There is a psychological element to this potential watershed too, van den Abeele said.

"Just imagine, until three or four weeks ago the majority of the people out there held long cape positions for December delivery or at least till the end of November, believing that the Chinese congestion combined with exuberant Chinese steel production was going to last until then," he said.

"When that crowd realises 'Oh, it's not going to happen', it's like you're going through a funnel — they all want to get to the exit but the door is very small for everyone to go through it."

Once the market decides to sell, everything tends to accelerate, he explained.

"Shipowners start to panic in the physical market, the FFA market also panics, therefore the shipowners see the FFAs go down and it goes faster and faster," he went on.

"That's why we have this massive drop — because the equilibrium at which you reach $86,000 per day is fragile, very fragile," he said, referring to the spot market's zenith.

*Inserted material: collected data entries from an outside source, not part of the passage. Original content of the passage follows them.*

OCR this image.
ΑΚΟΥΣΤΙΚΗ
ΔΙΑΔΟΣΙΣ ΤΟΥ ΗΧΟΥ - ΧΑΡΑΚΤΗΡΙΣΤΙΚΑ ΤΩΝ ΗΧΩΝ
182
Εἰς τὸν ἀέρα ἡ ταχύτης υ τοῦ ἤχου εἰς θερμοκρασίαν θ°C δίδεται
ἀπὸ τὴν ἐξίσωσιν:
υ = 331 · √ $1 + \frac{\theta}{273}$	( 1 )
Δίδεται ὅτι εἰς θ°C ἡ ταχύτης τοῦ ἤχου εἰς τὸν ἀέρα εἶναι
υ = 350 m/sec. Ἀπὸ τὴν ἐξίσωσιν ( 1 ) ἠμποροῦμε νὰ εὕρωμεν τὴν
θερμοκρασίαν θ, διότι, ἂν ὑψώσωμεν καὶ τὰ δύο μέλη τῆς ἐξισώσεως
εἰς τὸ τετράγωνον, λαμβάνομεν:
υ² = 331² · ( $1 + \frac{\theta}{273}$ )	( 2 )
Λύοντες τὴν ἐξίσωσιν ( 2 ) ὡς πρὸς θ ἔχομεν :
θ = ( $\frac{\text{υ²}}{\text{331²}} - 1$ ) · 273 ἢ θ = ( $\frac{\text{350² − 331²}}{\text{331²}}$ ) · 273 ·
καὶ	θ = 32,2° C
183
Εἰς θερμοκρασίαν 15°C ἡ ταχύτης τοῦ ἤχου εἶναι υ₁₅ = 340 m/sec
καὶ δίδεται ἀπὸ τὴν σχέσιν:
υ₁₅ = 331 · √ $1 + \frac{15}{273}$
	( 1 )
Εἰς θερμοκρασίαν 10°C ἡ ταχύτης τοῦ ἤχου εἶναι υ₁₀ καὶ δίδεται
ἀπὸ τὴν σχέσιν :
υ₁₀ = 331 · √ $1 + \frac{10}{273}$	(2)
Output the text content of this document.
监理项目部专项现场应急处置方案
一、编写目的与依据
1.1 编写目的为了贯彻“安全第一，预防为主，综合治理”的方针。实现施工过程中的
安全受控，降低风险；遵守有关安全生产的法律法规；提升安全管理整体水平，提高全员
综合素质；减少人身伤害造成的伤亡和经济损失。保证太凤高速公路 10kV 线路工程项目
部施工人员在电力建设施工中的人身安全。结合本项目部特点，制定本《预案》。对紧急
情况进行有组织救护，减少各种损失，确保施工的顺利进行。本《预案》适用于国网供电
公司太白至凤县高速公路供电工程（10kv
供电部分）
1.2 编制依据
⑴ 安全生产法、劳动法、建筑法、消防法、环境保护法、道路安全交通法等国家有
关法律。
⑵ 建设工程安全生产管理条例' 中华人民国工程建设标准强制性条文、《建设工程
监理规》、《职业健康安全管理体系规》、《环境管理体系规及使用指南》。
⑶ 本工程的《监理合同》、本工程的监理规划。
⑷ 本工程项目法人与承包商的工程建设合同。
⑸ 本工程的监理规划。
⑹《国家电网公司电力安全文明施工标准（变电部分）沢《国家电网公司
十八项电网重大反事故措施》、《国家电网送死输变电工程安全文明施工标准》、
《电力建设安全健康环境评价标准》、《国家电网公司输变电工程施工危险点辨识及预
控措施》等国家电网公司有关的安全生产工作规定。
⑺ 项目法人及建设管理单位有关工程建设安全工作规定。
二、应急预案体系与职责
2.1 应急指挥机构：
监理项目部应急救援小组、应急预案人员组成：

This acceleration effect was visible in the FFA market last week, according to Kerry Deal, head of business development at Freight Investor Services.

"The fall in capes [last] week was admittedly steeper than some expected, with a storm of bad news driving sentiment lower on the paper, which included further issues at Evergrande, concerns on further Chinese steel production curbs, and Vale trimming down [fourth-quarter] production guidance against falling iron ore prices," Deal told TradeWinds.

OPTIONS TRADING: A SIGN OF VOLATILE TIMES

A spike in options trading is simply a sign of the times, according to Alex Pereira-Inacio, managing director of strategy at specialist derivatives broker Freight Investor Services (FIS).

"The incredible volumes of option trading we’ve seen this year has reflected the volatility in the FFA market," he told TradeWinds.

Pereira-Inacio said that questions surrounding the outlook of the capesize market will continue to factor into this volatility.

"With the disruptions we are witnessing in the supply chain and the relatively light order book for newbuilds due to questions over what fuel is to be used, it seems that we are in a period of potentially sustained heightened rates and volatility," he explained.

"With that in mind options can be the sensible way to express a view amidst such volatility, as you know your premium costs up front."

But the growth in options trading has primarily been focused on the smaller bulkers, according Kerry Deal, FIS's head of business development.

Supramax option volumes are up by 86% year on year and panamax options are up by 31%, which Deal said is "healthy for the market, and reflective of the volatility, rather than driving it".

Overall futures volumes have increased year on year, Pereira-Inacio said.

"Year to date, we have seen a 50% increase in cape volumes, 70% increase in panamax (now over 1 million lots cleared), and 95% increase in supramax on last year," he said.